QUEBEC CITY, Que. - What has one name, three heads and people have no idea what it is?The answer in la Belle Province is an intermediary, according to the bureaucrats who drafted Law 430. In the real ...


QUEBEC CITY, Que. – What has one name, three heads and people have no idea what it is?

The answer in la Belle Province is an intermediary, according to the bureaucrats who drafted Law 430. In the real world, however, the answer could be a third party logistics provider (3PL), a trucking company, or a load broker. And if an owner/operator gets stung and comes-a-looking, he likely does not know which head to ask for.

“Quebec doesn’t distinguish between the three kinds of load brokers. It just refers to intermediary without defining the term,” says Steve Ramescu, president of the Association of Intermediaries in Transport in Quebec and the vice-president of Clarke Logistics.

“The terminology of transportation has not evolved with the changes in transportation.”

Years ago, a load broker was someone who specialized in linking up a manufacturer’s freight with a truck willing to pick up a backhaul at a reduced rate, according to Ramescu.

This kind of load broker, he adds, “coordinates merchandise with a carrier. The customer dispatches his load to the load broker, who dispatches it to a carrier who is equipped properly and is ready to do it.”

Around 1988 the word “logistics” came into currency. Load brokers evolved into 3PLs and began dispatching freight to rail and sea as well as to highway transport companies.

At the same time O/Os with their own trailers came on the scene and started receiving orders from carriers, load brokers and manufacturers. Things started getting complex: who was giving the orders, picking them up, passing them on, carrying them out…?

Today, picture a manufacturer at the top of the page with his freight, but no private fleet of his own. He can deal with a 3PL, a trucking company or an O/O to get his freight out onto the highway.

The 3PL can deal with the trucking company or the O/O on behalf of the manufacturer. Or, the O/O can deal with the trucking company, the 3PL or the manufacturer.

So far there are two sorts of load brokers on the page: the 3PL and the transport company, assuming it has O/Os in its employ.

“Company X is a transportation company. If a manufacturer gives a load to Company X, and it hires an O/O, doesn’t that make Company X a load broker?” asks Ramescu. Company X acts as a load broker, but it is still a transport company.

“Here’s the problem. When someone complains about an intermediary or load broker, the O/O blames the 3PL. Customers know who we are, trucking companies know who we are, but O/Os don’t know who we are. I don’t talk to O/Os. I talk to Company X.”

Now toss in one more load broker subtype. Call him the LB. An LB can deal with regular O/Os, or it can deal with what Ramescu calls, for the sake of convenience, gypsy O/Os.

“There is another group of O/Os who have come out of the woodwork, the O/Os who have lost their job at Company X and want to be free; we called them gypsies in the 1980s.”

They are defined by not having a guaranteed long-term contract with a company or a working contract with a group of people.

For the gypsy the LB is really a transport company disguised as a LB. He is trying not to commit as a transport company.

“Take a scenario where a [LB] has contracts with a group of gypsies.
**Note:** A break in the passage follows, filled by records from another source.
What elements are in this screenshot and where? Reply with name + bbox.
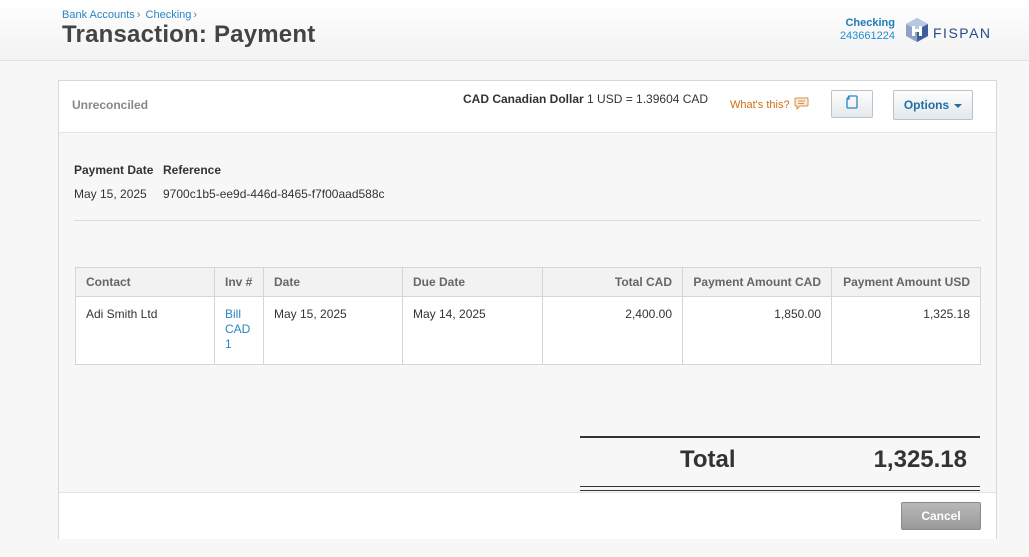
copy-button[interactable]	[831, 90, 873, 118]
options-button[interactable]: Options	[893, 90, 973, 120]
col-header-inv: Inv #	[214, 267, 264, 297]
payment-date-value: May 15, 2025	[74, 187, 147, 201]
table-header-row: Contact Inv # Date Due Date Total CAD Pa…	[75, 267, 981, 297]
breadcrumb-separator: ›	[136, 9, 141, 21]
currency-info: CAD Canadian Dollar 1 USD = 1.39604 CAD	[463, 92, 708, 106]
page-header: Bank Accounts › Checking › Transaction: Pa…	[0, 0, 1029, 61]
breadcrumb-bank-accounts[interactable]: Bank Accounts	[62, 9, 135, 21]
breadcrumb-separator: ›	[193, 9, 198, 21]
cell-total-cad: 2,400.00	[542, 296, 683, 365]
brand-logo: FISPAN	[905, 17, 992, 48]
reference-label: Reference	[163, 163, 222, 177]
chevron-down-icon	[954, 103, 963, 108]
payment-lines-table: Contact Inv # Date Due Date Total CAD Pa…	[75, 267, 981, 365]
total-value: 1,325.18	[873, 446, 967, 473]
panel-body: Payment Date Reference May 15, 2025 9700…	[59, 133, 996, 492]
reference-value: 9700c1b5-ee9d-446d-8465-f7f00aad588c	[163, 187, 385, 201]
totals-block: Total 1,325.18	[580, 436, 980, 491]
divider	[74, 220, 981, 221]
transaction-panel: Unreconciled CAD Canadian Dollar 1 USD =…	[58, 80, 997, 539]
fispan-cube-logo-icon	[905, 17, 929, 48]
col-header-due-date: Due Date	[402, 267, 543, 297]
col-header-date: Date	[263, 267, 403, 297]
cell-payment-usd: 1,325.18	[831, 296, 981, 365]
whats-this-link[interactable]: What's this?	[730, 97, 809, 113]
col-header-payment-usd: Payment Amount USD	[831, 267, 981, 297]
panel-footer: Cancel	[59, 492, 996, 539]
account-name: Checking	[845, 17, 895, 29]
col-header-total-cad: Total CAD	[542, 267, 683, 297]
payment-date-label: Payment Date	[74, 163, 154, 177]
panel-toolbar: Unreconciled CAD Canadian Dollar 1 USD =…	[59, 81, 996, 133]
options-label: Options	[903, 98, 950, 112]
total-label: Total	[680, 446, 736, 473]
cancel-button[interactable]: Cancel	[901, 502, 981, 530]
speech-bubble-icon	[794, 97, 809, 113]
cell-contact: Adi Smith Ltd	[75, 296, 215, 365]
account-summary[interactable]: Checking 243661224	[840, 17, 895, 43]
copy-document-icon	[846, 94, 858, 114]
col-header-contact: Contact	[75, 267, 215, 297]
reconcile-status: Unreconciled	[72, 98, 149, 112]
cell-date: May 15, 2025	[263, 296, 403, 365]
cell-payment-cad: 1,850.00	[682, 296, 832, 365]
currency-code: CAD Canadian Dollar	[463, 92, 584, 106]
page-title: Transaction: Payment	[62, 21, 316, 48]
breadcrumb-checking[interactable]: Checking	[146, 9, 192, 21]
table-row: Adi Smith Ltd Bill CAD 1 May 15, 2025 Ma…	[75, 296, 981, 365]
exchange-rate: 1 USD = 1.39604 CAD	[587, 92, 709, 106]
invoice-link[interactable]: Bill CAD 1	[214, 296, 264, 365]
brand-name: FISPAN	[933, 24, 992, 41]
breadcrumb: Bank Accounts › Checking ›	[62, 9, 199, 21]
whats-this-label: What's this?	[730, 99, 790, 111]
account-number: 243661224	[839, 30, 895, 42]
col-header-payment-cad: Payment Amount CAD	[682, 267, 832, 297]
cell-due-date: May 14, 2025	[402, 296, 543, 365]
This load broker and the gypsies have bypassed a group of people – the transportation company [with its usual responsibilities]. The obligations have all been stripped away. The gypsy is, in effect, a one-man transportation company. A gypsy picks up his load from a LB, say, over the phone, fax, whatever. Problem: He gets into town and finds he has problems getting paid.”

Ramescu thinks most gripes O/Os have are with these LBs, and they often stem from having no idea with whom they are dealing.

As a 3PL, Ramescu would not dream of taking on a $50,000 load from a manufacturer without first doing a credit check to make sure he will get paid.

O/Os would do well to do the same with their LBs. In fact, with anyone they deal with and expect to get cheques from.

“Before you point a finger, take a look at your own control systems first – what you should do before complaining about your broker.

“The thing with O/Os, you hear these horror stories, ‘I lost $25,000,'” explains the association president. “If you are stupid enough to do 25 to 30 loads [between Montreal and Toronto] for someone and not get paid, at what point do you decide to say, ‘Am I at risk?’ It is very easy to blame, but I think you (should look at yourself).”